All he’s really doing now is hurrying along the pace, as he (with a helping hand from the most prominent once-illegal immigrant on Earth) tries to wipe out so much, from the U.S. Agency for International Development to the Education Department. And — count on it — this country’s courts aren’t likely to be able to stop him in the end. Why, only the other day, Vice President JD Vance insisted that “if a judge tried to tell a general how to conduct a military operation, that would be illegal,” and obviously the same is true for the president. And in just that spirit, the Trump administration is already beginning to ignore or openly defy court orders on how to deal with parts of the government.
In the end, in his own fashion, Donald Trump may be in the process of closing down this country (at least as we once knew it) and lending a hand to doing the very same thing for Planet Earth (at least as we once knew it). Just what the results of all this will be, we obviously don’t yet know. Count on one thing, though: it ain’t going to be pretty and not just because, with his latest 25% tariffs on aluminum and steel, the costs of products that use either of them (and probably so much else) are going to rise grimly.
No question, though, that decline preceded him into office or, best guess, he never would have been elected in the first (no less second) place. After all, this country was already losing some of its stature globally long before The Donald decided to shut down most aid to the world, while doing his damnedest (with the 13 billionaires he’s appointed to his administration) to ensure that the already wildly wealthy will, in the future, leave the rest of America in a ditch.

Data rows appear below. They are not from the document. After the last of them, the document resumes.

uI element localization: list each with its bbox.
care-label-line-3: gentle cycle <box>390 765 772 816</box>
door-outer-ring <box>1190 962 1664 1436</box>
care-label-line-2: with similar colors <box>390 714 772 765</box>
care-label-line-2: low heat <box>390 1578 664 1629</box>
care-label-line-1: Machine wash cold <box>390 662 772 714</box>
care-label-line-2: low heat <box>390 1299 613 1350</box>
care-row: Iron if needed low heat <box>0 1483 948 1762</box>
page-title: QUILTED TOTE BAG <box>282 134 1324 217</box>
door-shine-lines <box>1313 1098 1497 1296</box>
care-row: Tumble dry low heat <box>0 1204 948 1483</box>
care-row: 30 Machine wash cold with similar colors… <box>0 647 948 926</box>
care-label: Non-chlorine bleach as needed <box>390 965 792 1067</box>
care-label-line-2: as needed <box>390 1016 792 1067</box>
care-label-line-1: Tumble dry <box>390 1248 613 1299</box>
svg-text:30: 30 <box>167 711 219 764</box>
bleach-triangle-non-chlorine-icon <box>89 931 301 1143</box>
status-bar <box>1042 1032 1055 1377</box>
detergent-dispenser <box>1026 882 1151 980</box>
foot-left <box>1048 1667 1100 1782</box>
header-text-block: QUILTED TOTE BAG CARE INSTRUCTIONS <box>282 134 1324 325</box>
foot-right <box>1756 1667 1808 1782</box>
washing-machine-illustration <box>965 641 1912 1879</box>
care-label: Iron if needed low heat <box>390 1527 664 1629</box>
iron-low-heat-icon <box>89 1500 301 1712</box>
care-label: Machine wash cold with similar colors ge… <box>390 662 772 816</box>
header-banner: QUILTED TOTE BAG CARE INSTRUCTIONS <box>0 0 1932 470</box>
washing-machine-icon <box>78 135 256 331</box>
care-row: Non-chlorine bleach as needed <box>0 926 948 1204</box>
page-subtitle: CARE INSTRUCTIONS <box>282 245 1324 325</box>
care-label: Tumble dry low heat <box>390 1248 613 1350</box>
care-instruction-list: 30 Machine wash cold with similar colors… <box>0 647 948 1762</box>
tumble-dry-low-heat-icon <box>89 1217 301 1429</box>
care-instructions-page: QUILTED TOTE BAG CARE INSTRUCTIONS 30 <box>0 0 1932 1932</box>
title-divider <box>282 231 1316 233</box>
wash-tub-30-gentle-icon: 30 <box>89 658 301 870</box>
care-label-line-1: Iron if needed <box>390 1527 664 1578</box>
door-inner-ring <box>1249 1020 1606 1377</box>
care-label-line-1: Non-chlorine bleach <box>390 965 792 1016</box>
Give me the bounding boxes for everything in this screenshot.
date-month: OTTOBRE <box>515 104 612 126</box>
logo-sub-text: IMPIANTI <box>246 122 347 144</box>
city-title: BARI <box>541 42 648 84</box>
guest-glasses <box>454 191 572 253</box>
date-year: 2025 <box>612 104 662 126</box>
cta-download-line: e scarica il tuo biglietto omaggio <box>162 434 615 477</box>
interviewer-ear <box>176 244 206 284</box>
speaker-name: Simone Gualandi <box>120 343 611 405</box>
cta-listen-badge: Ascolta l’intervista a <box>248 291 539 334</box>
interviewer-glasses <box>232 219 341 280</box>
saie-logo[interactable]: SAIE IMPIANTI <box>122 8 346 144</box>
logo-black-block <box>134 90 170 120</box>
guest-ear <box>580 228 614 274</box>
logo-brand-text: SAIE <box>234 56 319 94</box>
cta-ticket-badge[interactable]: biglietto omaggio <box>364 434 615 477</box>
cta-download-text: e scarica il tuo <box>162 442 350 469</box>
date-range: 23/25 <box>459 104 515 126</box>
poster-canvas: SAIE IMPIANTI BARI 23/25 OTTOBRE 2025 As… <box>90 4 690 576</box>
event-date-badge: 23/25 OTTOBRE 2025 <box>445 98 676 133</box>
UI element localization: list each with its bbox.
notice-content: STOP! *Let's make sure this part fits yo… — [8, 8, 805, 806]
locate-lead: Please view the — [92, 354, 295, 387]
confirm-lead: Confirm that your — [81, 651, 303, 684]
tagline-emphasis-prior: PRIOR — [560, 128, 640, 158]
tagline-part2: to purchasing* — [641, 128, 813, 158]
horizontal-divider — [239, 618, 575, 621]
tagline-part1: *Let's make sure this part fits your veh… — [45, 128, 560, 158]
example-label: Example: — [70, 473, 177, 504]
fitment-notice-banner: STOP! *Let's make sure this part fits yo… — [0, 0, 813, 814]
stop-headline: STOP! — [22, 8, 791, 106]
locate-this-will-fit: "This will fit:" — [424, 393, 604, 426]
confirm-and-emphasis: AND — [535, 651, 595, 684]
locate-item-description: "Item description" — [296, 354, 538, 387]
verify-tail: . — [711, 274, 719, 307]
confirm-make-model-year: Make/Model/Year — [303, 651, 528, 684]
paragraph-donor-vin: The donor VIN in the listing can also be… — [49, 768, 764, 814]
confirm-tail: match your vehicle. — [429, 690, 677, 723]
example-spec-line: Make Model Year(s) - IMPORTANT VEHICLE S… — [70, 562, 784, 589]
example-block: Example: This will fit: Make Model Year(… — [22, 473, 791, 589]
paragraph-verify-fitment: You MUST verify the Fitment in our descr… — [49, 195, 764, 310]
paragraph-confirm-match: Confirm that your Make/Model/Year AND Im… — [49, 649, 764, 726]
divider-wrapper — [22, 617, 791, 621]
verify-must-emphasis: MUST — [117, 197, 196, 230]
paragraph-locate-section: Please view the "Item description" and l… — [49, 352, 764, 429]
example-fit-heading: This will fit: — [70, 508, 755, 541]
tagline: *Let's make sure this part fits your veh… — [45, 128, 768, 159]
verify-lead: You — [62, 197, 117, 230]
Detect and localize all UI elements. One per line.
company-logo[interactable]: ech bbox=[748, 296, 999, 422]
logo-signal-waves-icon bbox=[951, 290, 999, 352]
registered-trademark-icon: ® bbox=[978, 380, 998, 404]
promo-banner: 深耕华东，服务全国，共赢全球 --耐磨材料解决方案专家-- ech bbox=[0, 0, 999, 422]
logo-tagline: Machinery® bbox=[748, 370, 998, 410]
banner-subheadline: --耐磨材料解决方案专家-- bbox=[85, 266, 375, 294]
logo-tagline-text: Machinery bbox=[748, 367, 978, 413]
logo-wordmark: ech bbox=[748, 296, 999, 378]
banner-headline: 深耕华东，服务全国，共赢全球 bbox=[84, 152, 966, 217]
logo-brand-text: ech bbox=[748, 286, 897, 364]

And yes, he’s certainly going to be President Decline, Baby, Decline. Don’t, for a second, be fooled by his very open urge, in a strikingly McKinleyesque fashion, “to expand our territory” — to grab, that is, or at least dream about grabbing yet more territory for imperial America, ranging from Greenland and the Panama Canal to that 51st state Canada, and, of course, Gaza. The urge to return to a nineteenth-century version of imperialism, even as he does his best (or worst?) to take this country and this planet down, is striking, to say the least. Especially as, in the wake of the McKinley moment, the American version of imperialism normally involved a far more subtle kind of control over significant parts of this planet, rather than the Trumpian urge to simply grab what you can, bit by bit, island by island, country by country.
Of course, on a planet that itself is beginning to come apart at the seams, such a president, a man focused on himself above all else, is no small disaster. Four more years of Donald Trump should worry anyone, whether your fears have to do with the dismantling of this country or the taking down of our world. In fact, think of Donald Trump’s America as the planetary equivalent of a memecoin. While he and his family may win something significant, don’t count on that for the rest of us, including the 49.7% of American voters in the last election who bought into his scheme.
The Big D — whether you want to think of it as Decline, Dysdopia, Denial, or simply Donald — is now ours for four long, long years. And that couldn’t be sadder.